“Patients don’t think about their [Systemic Lupus Erythematosus Disease Activity Index] score, they think about how they feel, and they think about what they can do,” she said.
Cognitive difficulties, depression, pain and fatigue can all have a huge effect on quality of life. Non-pharmacological therapies may be just as important as medications for managing these symptoms, she said.
Symptoms that can affect quality of life are often multifactorial. Example: A 2021 review on fatigue in lupus found that an array of factors contributed to quality of life—obesity, depression, vitamin D deficiency, etc. Disease activity was one contributor. The authors’ suggested using a validated instrument—such as Patient-Reported Outcomes Measurement Information System or another patient-reported outcome measure—and then do a personalized investigation to identify these factors for a particular patient. The goal is for clinicians to proceed with interventions that fit that patient’s profile.4
At Duke, researchers introduced a new way of categorizing lupus symptoms in an attempt to acknowledge that symptoms can arise from different sources. One type of lupus, under this categorization system, is the more active inflammatory type involving synovitis, rash and other symptoms and another involves such symptoms as fatigue, myalgia and mood disturbance. Treatment that helps with the first type of lupus may not help with the second type, Dr.

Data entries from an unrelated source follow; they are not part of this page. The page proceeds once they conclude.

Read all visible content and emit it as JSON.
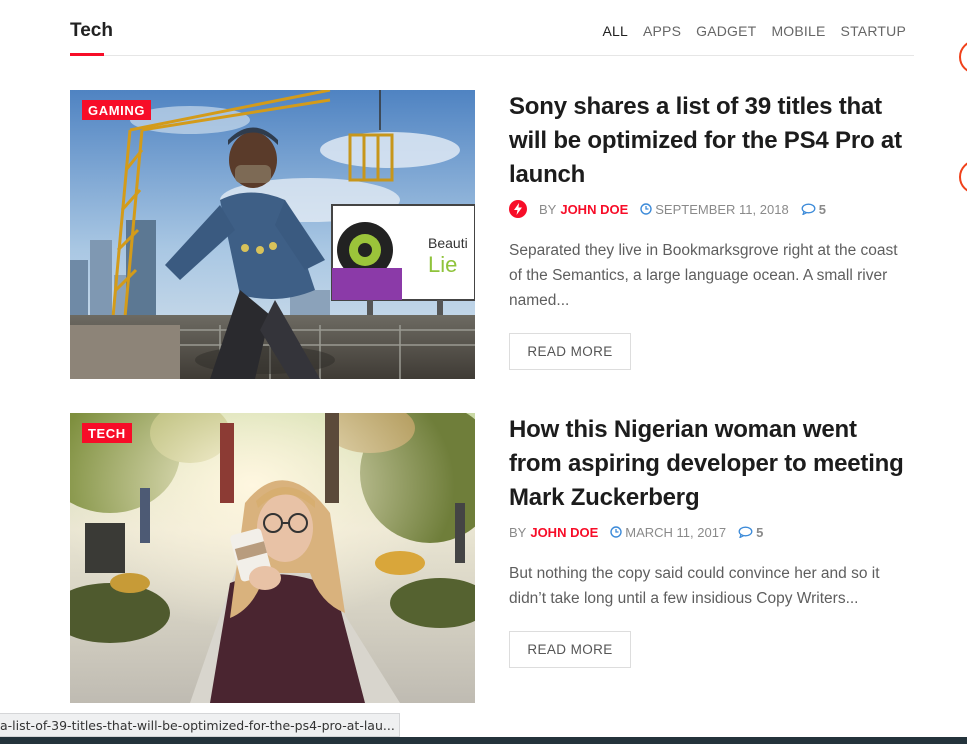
{
  "section": {
    "title": "Tech",
    "tabs": [
      {
        "label": "ALL",
        "active": true
      },
      {
        "label": "APPS",
        "active": false
      },
      {
        "label": "GADGET",
        "active": false
      },
      {
        "label": "MOBILE",
        "active": false
      },
      {
        "label": "STARTUP",
        "active": false
      }
    ]
  },
  "articles": [
    {
      "category": "GAMING",
      "title": "Sony shares a list of 39 titles that will be optimized for the PS4 Pro at launch",
      "by": "BY",
      "author": "JOHN DOE",
      "date": "SEPTEMBER 11, 2018",
      "comments": "5",
      "excerpt": "Separated they live in Bookmarksgrove right at the coast of the Semantics, a large language ocean. A small river named...",
      "read_more": "READ MORE",
      "image": "video-game-character-construction-site",
      "image_billboard_text": "Beauti"
    },
    {
      "category": "TECH",
      "title": "How this Nigerian woman went from aspiring developer to meeting Mark Zuckerberg",
      "by": "BY",
      "author": "JOHN DOE",
      "date": "MARCH 11, 2017",
      "comments": "5",
      "excerpt": "But nothing the copy said could convince her and so it didn’t take long until a few insidious Copy Writers...",
      "read_more": "READ MORE",
      "image": "woman-drinking-coffee-park"
    }
  ],
  "status_bar": {
    "url": "a-list-of-39-titles-that-will-be-optimized-for-the-ps4-pro-at-lau..."
  },
  "colors": {
    "accent": "#f70d28",
    "text_dark": "#1c1c1c",
    "text_muted": "#8a8a8a",
    "date_icon": "#3d8bd9"
  }
}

Sammaritano said.5
“Their motivation in doing this [study] was to actually improve physician-patient communication because it’s important for physicians and patients to understand what’s going on and maybe to think about what might be causing the symptoms,” Dr. Sammaritano said. “Therapies may differ.”
Connect with Patients
Monique Gore-Massy, who has lupus and is an advocate for lupus awareness, issued a challenge to clinicians to do a better job of connecting with their patients.

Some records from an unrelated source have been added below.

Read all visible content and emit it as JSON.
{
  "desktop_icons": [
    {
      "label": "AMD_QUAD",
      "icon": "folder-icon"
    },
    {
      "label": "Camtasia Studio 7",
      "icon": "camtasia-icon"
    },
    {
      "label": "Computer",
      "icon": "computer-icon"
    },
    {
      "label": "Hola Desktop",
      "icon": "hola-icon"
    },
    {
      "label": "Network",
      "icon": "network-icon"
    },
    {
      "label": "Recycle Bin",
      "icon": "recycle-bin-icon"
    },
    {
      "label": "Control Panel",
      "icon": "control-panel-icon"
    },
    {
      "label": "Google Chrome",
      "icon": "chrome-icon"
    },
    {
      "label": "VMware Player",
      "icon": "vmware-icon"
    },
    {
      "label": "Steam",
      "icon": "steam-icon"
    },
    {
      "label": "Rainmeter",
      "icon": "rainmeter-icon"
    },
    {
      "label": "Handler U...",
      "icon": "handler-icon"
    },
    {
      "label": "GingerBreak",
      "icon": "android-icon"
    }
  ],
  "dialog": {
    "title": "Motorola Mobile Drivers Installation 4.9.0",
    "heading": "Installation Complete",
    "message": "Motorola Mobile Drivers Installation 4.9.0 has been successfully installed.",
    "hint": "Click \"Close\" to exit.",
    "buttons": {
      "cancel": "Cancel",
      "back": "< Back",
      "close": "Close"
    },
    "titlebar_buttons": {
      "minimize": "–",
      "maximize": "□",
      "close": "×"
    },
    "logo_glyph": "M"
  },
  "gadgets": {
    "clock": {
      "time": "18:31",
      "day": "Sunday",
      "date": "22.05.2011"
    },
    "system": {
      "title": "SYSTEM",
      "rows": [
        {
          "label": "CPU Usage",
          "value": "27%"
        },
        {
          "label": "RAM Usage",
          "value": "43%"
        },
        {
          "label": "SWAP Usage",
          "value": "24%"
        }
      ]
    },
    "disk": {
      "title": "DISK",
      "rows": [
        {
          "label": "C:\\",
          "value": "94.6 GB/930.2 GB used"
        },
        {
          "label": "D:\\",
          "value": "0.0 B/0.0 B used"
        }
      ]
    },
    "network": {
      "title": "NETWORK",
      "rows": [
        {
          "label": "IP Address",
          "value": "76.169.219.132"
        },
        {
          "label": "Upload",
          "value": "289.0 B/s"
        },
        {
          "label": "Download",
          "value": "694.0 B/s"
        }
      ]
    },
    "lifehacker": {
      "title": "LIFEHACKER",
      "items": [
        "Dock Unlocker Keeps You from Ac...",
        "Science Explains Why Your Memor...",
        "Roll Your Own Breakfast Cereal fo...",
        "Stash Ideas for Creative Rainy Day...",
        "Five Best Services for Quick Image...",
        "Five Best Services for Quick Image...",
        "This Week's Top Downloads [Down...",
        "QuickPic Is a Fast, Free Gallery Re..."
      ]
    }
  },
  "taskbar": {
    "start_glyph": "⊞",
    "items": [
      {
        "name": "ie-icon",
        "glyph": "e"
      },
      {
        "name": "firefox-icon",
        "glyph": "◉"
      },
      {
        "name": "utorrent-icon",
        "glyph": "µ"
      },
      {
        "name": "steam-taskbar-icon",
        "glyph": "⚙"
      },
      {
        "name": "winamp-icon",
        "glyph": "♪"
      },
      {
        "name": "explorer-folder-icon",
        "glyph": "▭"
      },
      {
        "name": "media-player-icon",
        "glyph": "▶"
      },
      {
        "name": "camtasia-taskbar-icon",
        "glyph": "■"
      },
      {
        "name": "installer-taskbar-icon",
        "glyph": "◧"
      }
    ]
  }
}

“We need to recognize that our patients have been through something” even if they may not appear to be sick, she said. “We need to hear them; we need to acknowledge all of their journey.”
Ms. Gore-Massy emphasized the need for clinicians to use person first language, in which people remain people rather than become subjects. The disease is just “what the person has” and not “what the person is,” she noted.
Providers may be connecting less with patients than they realize. “Consider [the] emotional ignorance that you might have as a practitioner, as a researcher,” Ms. Gore-Massy said. “Are you lacking empathy, compassion and understanding? And do your patients feel like their whole authentic selves [while] in your care?”